Casa de Tortugas - Stories

The Foundation

The preparation for our foundation work had to begin a few weeks before we arrived. We are so thankful that our builders Tyson and Jaime worked with us to make sure everything was ready when we arrived.

Remember that all of our materials have to be brought out by boat and then carried by hand or in buckets from the dock up the stairs we installed last year. The cement bags (100lbs) were stored in the shed until needed to keep them dry. This is also where one of the workers stayed each night to keep watch over all the equipment and supplies.

We chose to go with concrete pillars in the hopes that they last as long as we do!

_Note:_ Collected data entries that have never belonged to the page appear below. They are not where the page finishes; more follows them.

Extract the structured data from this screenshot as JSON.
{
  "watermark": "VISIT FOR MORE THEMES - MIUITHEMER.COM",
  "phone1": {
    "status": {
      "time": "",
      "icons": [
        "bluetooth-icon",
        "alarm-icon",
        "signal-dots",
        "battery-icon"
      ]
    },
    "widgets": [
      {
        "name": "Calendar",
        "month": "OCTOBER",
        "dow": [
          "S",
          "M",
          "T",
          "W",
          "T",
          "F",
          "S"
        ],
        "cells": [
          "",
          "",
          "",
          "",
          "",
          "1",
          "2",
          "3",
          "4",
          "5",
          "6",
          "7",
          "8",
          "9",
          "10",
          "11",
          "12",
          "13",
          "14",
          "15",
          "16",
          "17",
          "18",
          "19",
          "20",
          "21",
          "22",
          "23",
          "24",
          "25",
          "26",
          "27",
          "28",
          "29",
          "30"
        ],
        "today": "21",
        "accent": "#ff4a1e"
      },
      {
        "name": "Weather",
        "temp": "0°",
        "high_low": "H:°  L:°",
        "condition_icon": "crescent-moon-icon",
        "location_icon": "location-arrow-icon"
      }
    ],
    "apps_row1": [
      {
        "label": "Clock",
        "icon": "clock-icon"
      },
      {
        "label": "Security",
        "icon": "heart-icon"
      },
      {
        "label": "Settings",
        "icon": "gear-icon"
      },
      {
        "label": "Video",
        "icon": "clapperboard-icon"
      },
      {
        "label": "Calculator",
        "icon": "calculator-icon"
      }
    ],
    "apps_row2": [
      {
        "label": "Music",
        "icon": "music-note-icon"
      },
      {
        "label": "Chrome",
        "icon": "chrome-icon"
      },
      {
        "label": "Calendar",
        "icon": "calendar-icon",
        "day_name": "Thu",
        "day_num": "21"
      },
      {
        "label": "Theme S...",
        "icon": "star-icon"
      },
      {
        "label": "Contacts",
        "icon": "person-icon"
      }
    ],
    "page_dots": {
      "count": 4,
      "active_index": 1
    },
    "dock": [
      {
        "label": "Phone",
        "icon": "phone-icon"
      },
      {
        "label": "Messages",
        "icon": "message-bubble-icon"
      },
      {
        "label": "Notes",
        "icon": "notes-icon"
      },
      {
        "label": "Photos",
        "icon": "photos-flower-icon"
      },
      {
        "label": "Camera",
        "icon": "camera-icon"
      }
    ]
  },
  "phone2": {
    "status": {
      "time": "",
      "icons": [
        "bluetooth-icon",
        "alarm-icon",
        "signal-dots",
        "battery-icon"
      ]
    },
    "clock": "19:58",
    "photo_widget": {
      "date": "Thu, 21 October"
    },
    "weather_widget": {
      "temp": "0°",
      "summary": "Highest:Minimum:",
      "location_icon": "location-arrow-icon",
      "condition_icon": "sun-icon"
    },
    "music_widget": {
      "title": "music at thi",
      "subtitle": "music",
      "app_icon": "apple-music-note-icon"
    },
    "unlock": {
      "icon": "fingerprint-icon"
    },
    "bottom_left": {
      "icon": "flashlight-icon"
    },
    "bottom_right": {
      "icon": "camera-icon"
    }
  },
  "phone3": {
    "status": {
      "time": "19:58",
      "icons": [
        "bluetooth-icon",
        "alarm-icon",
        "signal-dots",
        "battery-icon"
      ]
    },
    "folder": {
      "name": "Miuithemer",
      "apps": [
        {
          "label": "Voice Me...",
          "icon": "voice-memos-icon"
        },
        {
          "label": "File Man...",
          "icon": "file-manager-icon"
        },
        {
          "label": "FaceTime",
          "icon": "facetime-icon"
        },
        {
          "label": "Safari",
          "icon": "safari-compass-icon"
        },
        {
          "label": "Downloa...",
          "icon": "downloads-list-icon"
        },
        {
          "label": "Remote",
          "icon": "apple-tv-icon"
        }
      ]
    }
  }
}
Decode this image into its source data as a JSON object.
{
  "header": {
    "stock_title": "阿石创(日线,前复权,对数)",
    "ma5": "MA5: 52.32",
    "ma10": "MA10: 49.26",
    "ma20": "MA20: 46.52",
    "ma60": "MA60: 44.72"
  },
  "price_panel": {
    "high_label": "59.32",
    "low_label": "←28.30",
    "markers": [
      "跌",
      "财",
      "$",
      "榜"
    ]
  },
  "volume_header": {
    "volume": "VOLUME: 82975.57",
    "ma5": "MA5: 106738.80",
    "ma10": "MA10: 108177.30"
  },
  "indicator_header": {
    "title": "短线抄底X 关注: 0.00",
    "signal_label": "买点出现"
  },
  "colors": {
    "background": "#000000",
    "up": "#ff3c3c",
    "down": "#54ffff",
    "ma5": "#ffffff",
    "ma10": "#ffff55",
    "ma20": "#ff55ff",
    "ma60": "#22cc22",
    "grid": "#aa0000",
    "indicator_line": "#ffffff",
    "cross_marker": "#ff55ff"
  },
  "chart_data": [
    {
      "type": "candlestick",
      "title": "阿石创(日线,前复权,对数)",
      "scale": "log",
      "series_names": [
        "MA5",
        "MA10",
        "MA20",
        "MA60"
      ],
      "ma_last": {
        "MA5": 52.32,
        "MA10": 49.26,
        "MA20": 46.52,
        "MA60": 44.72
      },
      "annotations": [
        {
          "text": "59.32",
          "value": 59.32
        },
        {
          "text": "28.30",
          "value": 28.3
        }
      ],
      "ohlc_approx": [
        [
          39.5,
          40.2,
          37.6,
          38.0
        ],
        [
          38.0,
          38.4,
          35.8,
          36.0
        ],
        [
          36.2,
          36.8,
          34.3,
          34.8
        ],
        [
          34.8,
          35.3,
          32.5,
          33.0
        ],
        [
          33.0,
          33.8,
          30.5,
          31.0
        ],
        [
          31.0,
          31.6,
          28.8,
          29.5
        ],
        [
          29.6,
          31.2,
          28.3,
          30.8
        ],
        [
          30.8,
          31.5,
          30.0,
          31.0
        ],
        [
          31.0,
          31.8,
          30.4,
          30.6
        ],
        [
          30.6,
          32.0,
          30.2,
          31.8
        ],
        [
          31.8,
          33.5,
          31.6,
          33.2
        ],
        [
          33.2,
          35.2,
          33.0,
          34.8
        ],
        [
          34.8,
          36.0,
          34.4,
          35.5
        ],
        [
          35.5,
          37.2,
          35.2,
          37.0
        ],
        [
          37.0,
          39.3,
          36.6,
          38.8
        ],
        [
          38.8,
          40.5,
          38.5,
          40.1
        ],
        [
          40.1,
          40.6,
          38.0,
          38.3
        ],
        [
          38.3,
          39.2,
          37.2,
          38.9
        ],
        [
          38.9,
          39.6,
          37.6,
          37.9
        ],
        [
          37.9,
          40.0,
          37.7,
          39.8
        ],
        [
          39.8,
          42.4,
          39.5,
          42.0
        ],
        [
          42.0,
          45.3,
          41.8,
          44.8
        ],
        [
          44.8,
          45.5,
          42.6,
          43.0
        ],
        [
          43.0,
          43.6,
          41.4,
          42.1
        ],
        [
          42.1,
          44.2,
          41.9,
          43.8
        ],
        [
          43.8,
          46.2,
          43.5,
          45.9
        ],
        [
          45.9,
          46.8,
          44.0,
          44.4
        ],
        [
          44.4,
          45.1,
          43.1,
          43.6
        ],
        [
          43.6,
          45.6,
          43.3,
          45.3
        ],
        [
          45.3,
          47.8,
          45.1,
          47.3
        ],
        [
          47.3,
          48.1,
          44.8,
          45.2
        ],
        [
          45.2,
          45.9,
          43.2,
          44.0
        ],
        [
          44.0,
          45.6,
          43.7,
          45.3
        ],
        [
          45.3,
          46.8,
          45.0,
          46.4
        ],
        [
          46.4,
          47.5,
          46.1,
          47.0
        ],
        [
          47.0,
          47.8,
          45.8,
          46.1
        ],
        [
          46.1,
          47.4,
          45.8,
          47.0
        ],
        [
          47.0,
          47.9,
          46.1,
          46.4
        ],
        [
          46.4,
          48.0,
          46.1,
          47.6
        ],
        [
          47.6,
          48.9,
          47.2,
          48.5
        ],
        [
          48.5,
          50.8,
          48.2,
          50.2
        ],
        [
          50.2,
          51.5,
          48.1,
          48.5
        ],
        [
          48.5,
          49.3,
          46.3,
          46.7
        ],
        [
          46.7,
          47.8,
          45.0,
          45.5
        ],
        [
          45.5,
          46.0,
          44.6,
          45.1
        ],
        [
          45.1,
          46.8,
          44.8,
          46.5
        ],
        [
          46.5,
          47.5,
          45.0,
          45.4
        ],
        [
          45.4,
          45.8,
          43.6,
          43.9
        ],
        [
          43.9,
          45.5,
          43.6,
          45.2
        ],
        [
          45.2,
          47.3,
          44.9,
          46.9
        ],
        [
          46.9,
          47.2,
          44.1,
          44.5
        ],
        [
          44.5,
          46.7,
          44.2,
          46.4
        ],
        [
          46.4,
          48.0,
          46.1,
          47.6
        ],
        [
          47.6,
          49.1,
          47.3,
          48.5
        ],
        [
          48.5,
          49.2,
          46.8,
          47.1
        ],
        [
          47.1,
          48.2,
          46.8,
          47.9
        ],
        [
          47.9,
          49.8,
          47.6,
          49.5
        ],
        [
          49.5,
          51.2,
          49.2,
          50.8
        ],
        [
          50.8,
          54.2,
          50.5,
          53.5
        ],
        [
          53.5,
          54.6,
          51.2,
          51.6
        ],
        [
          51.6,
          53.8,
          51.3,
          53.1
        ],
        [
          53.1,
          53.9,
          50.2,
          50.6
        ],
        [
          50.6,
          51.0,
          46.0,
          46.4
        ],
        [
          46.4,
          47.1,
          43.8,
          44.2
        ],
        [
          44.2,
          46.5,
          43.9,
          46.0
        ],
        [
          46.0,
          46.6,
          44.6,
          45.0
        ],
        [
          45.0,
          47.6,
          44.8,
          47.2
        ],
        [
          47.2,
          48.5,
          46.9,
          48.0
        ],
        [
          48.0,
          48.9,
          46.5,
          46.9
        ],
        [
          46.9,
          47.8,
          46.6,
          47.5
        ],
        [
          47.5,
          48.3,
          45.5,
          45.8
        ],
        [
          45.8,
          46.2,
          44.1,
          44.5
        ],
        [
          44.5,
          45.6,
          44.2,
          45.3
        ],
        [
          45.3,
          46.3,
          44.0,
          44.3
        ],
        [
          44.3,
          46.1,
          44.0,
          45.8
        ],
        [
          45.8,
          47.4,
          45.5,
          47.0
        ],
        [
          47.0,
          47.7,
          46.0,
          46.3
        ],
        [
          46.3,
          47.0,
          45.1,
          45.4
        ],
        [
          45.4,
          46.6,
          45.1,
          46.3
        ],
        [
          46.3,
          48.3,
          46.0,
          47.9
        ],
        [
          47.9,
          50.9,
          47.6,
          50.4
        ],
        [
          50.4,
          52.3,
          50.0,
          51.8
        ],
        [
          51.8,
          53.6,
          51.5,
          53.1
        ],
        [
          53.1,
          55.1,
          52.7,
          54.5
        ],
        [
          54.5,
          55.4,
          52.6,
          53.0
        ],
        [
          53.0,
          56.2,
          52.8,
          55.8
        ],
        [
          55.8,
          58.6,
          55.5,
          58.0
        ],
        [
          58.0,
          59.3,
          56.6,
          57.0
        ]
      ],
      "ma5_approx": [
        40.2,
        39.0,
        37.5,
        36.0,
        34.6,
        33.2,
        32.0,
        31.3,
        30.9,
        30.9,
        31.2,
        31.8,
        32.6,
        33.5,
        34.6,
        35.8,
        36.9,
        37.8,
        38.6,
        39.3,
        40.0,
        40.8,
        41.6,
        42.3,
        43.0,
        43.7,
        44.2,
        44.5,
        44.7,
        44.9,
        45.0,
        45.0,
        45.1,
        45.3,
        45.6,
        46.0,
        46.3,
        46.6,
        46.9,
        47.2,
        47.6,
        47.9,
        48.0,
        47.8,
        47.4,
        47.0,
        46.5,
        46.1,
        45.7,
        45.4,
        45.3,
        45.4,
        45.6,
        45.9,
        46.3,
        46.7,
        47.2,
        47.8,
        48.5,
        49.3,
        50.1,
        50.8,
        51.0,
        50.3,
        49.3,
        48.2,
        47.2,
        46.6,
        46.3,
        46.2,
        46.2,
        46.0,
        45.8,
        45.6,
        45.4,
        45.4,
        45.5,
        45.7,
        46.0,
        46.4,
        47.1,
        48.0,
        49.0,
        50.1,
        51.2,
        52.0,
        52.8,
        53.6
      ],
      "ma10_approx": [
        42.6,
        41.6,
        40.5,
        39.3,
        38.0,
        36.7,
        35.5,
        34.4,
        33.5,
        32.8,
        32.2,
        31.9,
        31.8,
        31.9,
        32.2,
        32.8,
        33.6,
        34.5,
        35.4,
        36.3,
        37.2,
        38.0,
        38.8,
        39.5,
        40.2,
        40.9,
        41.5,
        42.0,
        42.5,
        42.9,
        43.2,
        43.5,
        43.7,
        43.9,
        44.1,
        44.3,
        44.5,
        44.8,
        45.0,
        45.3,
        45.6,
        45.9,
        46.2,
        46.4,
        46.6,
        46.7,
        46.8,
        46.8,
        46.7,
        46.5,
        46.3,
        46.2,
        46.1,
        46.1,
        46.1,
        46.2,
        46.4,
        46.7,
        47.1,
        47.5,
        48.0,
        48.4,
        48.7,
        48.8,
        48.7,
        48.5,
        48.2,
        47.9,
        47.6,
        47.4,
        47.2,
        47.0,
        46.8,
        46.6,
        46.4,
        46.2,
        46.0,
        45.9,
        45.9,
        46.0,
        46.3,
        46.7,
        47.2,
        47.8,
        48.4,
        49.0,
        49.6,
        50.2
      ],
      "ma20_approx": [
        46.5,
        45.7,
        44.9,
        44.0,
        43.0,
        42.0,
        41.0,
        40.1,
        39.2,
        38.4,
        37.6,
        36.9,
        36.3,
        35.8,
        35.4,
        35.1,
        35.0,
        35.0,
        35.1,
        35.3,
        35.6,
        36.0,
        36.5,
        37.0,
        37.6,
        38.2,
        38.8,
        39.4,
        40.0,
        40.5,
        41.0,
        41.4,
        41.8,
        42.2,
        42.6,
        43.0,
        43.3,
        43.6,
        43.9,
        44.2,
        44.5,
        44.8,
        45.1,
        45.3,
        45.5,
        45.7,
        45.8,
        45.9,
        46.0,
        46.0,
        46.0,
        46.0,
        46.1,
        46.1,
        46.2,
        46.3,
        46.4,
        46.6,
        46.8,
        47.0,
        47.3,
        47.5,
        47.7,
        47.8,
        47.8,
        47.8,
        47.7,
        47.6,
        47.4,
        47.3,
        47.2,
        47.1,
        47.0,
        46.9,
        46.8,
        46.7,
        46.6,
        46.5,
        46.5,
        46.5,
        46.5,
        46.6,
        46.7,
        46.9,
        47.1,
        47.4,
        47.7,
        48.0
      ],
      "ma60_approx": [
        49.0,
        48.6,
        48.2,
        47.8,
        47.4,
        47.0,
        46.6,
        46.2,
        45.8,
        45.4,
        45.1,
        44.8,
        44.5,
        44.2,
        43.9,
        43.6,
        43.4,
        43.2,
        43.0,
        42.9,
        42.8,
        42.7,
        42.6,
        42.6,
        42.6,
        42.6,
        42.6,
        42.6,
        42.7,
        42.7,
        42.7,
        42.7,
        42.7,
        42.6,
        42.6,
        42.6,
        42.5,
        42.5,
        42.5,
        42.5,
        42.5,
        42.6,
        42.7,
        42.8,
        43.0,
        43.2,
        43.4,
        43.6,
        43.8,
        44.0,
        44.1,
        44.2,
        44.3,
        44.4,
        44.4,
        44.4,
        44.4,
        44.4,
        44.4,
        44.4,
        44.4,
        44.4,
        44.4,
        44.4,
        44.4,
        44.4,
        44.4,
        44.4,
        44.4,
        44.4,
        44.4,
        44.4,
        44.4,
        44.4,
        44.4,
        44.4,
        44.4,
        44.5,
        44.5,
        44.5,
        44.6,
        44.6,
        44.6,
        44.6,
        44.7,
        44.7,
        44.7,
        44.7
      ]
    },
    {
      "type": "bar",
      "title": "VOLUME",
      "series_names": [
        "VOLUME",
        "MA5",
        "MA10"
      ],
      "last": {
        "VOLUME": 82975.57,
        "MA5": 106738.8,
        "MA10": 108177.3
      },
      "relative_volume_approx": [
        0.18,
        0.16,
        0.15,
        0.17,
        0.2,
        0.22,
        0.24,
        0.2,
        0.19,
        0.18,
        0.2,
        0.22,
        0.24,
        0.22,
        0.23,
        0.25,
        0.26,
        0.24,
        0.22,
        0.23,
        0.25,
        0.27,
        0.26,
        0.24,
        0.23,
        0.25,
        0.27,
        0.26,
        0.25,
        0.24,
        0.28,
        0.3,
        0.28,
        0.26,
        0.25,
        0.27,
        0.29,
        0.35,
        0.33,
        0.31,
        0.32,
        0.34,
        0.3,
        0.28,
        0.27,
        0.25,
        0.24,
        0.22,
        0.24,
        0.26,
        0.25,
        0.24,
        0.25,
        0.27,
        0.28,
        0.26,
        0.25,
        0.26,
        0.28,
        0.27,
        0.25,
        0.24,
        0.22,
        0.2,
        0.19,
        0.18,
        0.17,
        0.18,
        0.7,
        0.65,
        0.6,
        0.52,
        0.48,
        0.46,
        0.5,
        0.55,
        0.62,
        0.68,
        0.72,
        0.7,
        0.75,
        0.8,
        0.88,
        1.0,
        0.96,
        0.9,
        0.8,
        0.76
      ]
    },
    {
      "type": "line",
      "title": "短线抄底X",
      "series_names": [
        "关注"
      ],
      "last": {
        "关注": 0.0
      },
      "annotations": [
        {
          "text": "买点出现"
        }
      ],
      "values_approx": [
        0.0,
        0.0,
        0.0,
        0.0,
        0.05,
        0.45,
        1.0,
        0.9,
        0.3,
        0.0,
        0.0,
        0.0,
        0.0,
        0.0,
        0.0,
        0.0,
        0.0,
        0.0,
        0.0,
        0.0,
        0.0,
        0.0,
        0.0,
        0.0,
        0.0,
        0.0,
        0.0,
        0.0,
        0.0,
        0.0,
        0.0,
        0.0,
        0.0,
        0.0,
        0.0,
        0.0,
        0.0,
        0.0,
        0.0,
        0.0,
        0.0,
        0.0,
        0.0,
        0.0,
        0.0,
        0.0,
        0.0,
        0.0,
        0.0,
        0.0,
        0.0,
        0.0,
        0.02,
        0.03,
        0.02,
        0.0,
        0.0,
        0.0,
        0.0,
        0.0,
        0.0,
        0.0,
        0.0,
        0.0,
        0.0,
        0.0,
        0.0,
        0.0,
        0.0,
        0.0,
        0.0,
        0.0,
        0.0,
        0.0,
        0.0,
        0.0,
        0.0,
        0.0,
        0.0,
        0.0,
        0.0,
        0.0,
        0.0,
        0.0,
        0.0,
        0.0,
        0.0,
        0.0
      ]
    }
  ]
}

Emotions were high as we got out of the boat and made our way up the stairs, hand in hand, knowing this was "real" beginning to our forever home. Our job was to figure out the exact location of the house, getting the angle just right for the best view to enjoy our lifetime of sunrises and coffee.

The worksite was set up and ready to go. Tarps were put up to provide protection from the rain and sun. The rebar was all cut and connected together on site to create the cages that go inside the concrete. As well as huge piles of gravel and sand.

After reviewing plans, we got to work! Since our deck is 10 feet off the ground, we climbed a ladder to locate the best view. Once we checked the measurements, we made quick work of removing two trees that were in the way of the build. Unfortunately, we discovered that part of the gravel pile needed to be moved as well. Finally we staked out the location for all of the pillars and the outline of the house. Let the build begin!

The ground we are building on is a hard clay. To make the dig a little easier for the crew we purchased a power auger. This helped to break up the first few feet of dirt, but the vast majority of the dig was done using picks, shovels and a lot of muscle. We quickly realized that we were not going to be able to help with this project like we did with the sidewalk, so we were only on site a day or two each week.

The digging went on for a couple weeks. As one part of the team dug holes, another created the rebar cages and put them in place.

Besides the auger we purchased, the only power equipment on site was the cement mixer, a generator, a water pump, a table saw and some battery powered screw guns. The water pump was needed to empty the holes after nights when it rained. The concrete was mixed one load at a time with a bag of cement, a few buckets of sand, gravel and water. Then it was hauled to each hole one wheelbarrow at a time to make the footers. There are 29 footers in total, each taking several loads to fill. If you are wondering how they got the mixer up the hill, several guys had to pick it up and carry it up the stairs because it was too top heavy and the hill too steep to roll it up.

As the footers were filled, the material got used up quickly. Between each footer a series of slots were dug out to connect the bases of the pillars together with seismic beams. These beams tie the individual footers and pillars together, making the entire structure very strong. The footers didn't need to have boxes because the dirt was cut into the correct shape. But the seismic beams needed hand crafted boxes to go around the rebar where they passed over the footers to hold the concrete as it set. The sections between footers didn't need boxes.

On our final day of our 29 day visit, we got to see many of the pillars filled with concrete. The scope of this project really didn't sink in until we were here watching this all come together. To feel the difficulty of carrying only a few loads of material and water up to the built site. To see how our small drawing wasn't so small in the real world. To see the skill and effort our team puts into action to make our dream come true. This is yet another amazing experience we are thrilled to be a part of and have our hands on.

Right at the end of our visit we were able to realize just how gigantic these pillars really are as Tina stood next to one that was opened up for us so we could lay hands on the concrete.

It's a little sad that we couldn't stay to experience the entire build. After 29 days we aren't quite half way done with the foundation. But our builder Jaime and his amazing crew will keep working as we return back to the US to prepare for our move in a few months.

Two weeks after we left the site, the crew has all of the pillars completed and the boxes are being removed. The cross bars are starting to get wired into place.

It's day 42 of the build and the cross bars are getting boxed in. Soon they will be filled with concrete.

Day 57, October 25: The crew is hauling the cinder-blocks that are used to ring the slab. These blocks go in the ground on top of the seismic beams. This helps prevent the earth from shifting and greatly reduces the chance of slab cracks once the ground is back filled and leveled.

Day 112, December 20: After the pillars went up, there was a long pause to let things cure. Cinder blocks were then placed between the pillars to prevent ground shift. Dirt is being back filled between the cinder blocks, compacted and leveled in preperation for the concrete slab that is coming next.

Day 135, January 12: The foundation and slab are complete!

We encountered various delays along the way including bad weather and a national shutdown due to protests. But in the end the job got done and had the delays had no impact on our total timeline. The work was difficult but the crew did a fantastic job. We are so happy that we got to see the final bit of work being completed.